The first method is the periodic distance method which is based on making the distance between the boundary nodes periodic. This method is very similar to the regular RBF method and only requires a regular Euclidean distance function to be replaced by a periodic distance function. This means that the computational cost is also similar to an interpolation matrix of size N_m x N_m. This method shows good results for both 2D and 3D meshes and both types of periodic boundaries. Apart from giving the periodic boundaries an identical displacement, it also allows for a smooth transition from one mesh to another.
The second method is based on equal displacement. Hence, the RBF interpolation matrix is adapted to include conditions imposing equal displacement of the periodic boundary nodes. These extra conditions yield a larger interpolation matrix of size N_m+N_p x N_m+N_p.
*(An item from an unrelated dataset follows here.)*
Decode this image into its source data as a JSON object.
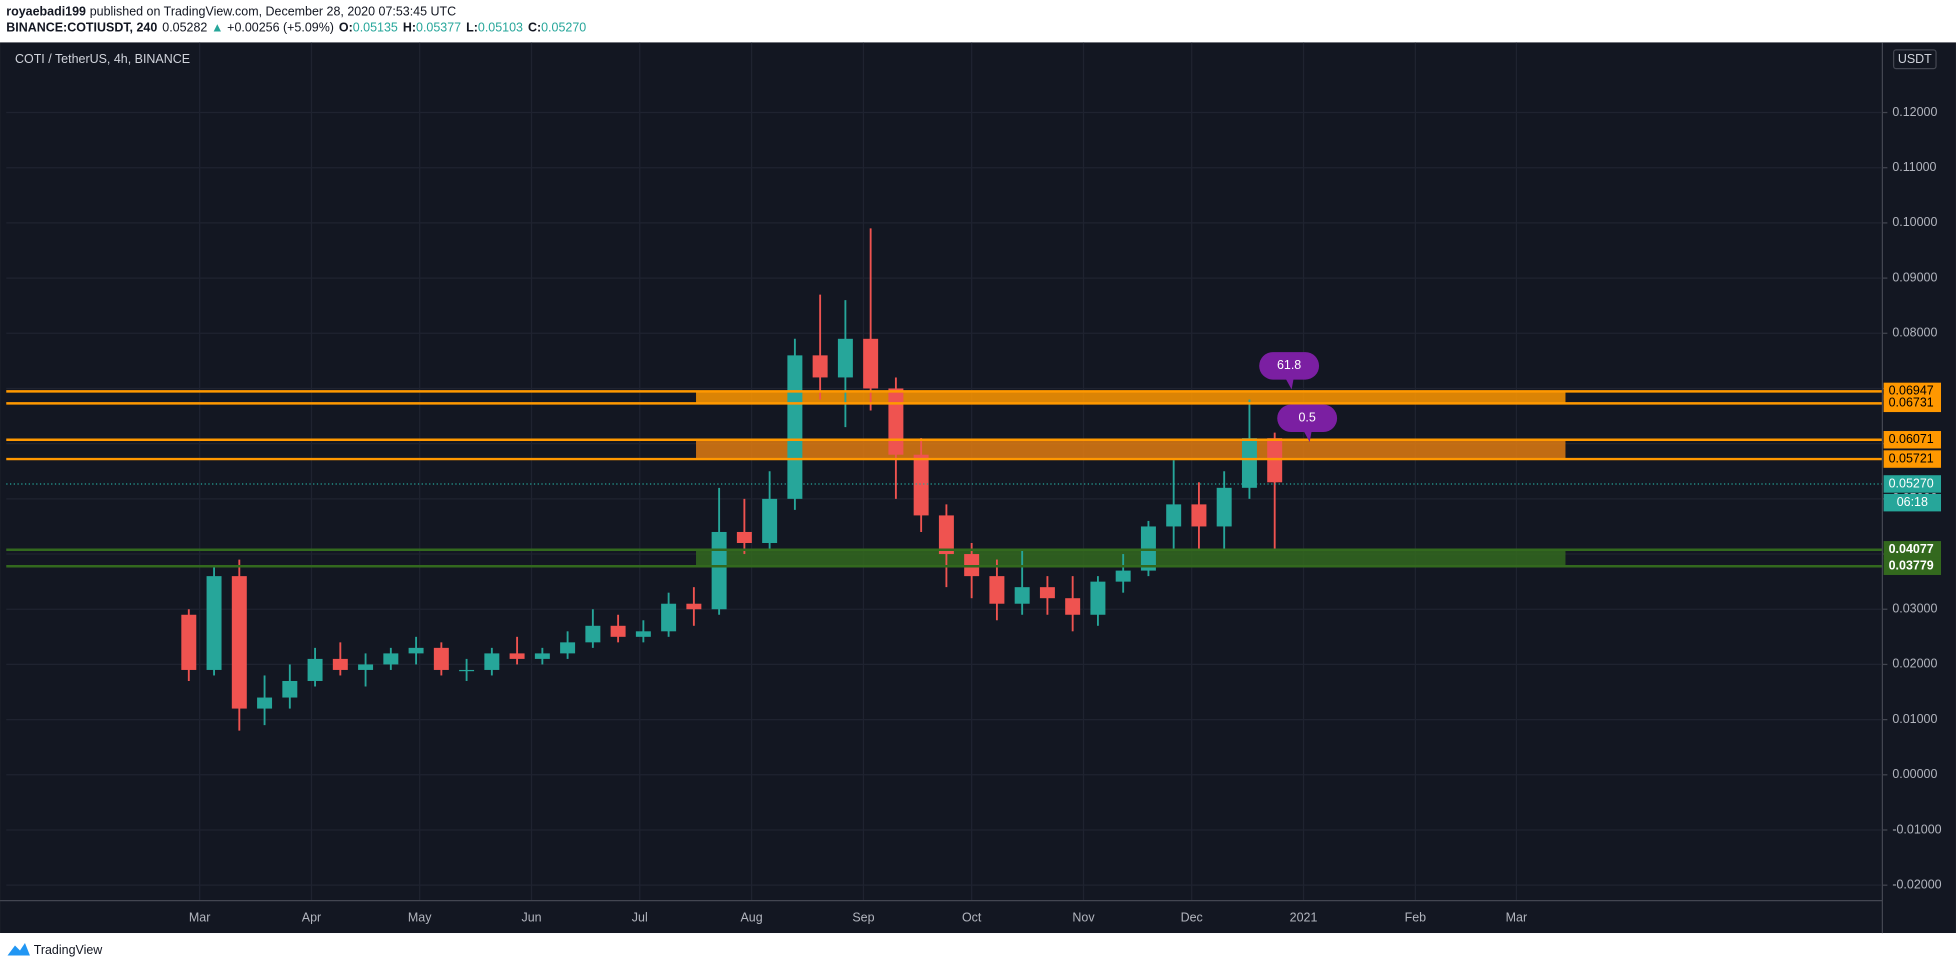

This means the computational cost for this method is higher than for the periodic distance or the regular RBF method. This method also shows good results in terms of deformed mesh quality but does not feature the same smoothness over the interface between two meshes and creates small kinks at the interface.
Even though RBF interpolation can be relatively low in computational cost compared to other mesh deformation methods that require mesh connectivity information, it still becomes computationally expensive for large 3D problems with a high number of nodes. Therefore, a greedy algorithm is also used for larger problems which allows for a reduced amount of nodes selected to perform the interpolation.
In conclusion, the periodic displacement method used with RBF interpolation shows great potential for different types of problem sizes and periodic boundaries and can potentially make the simulation process of periodic problems much more efficient.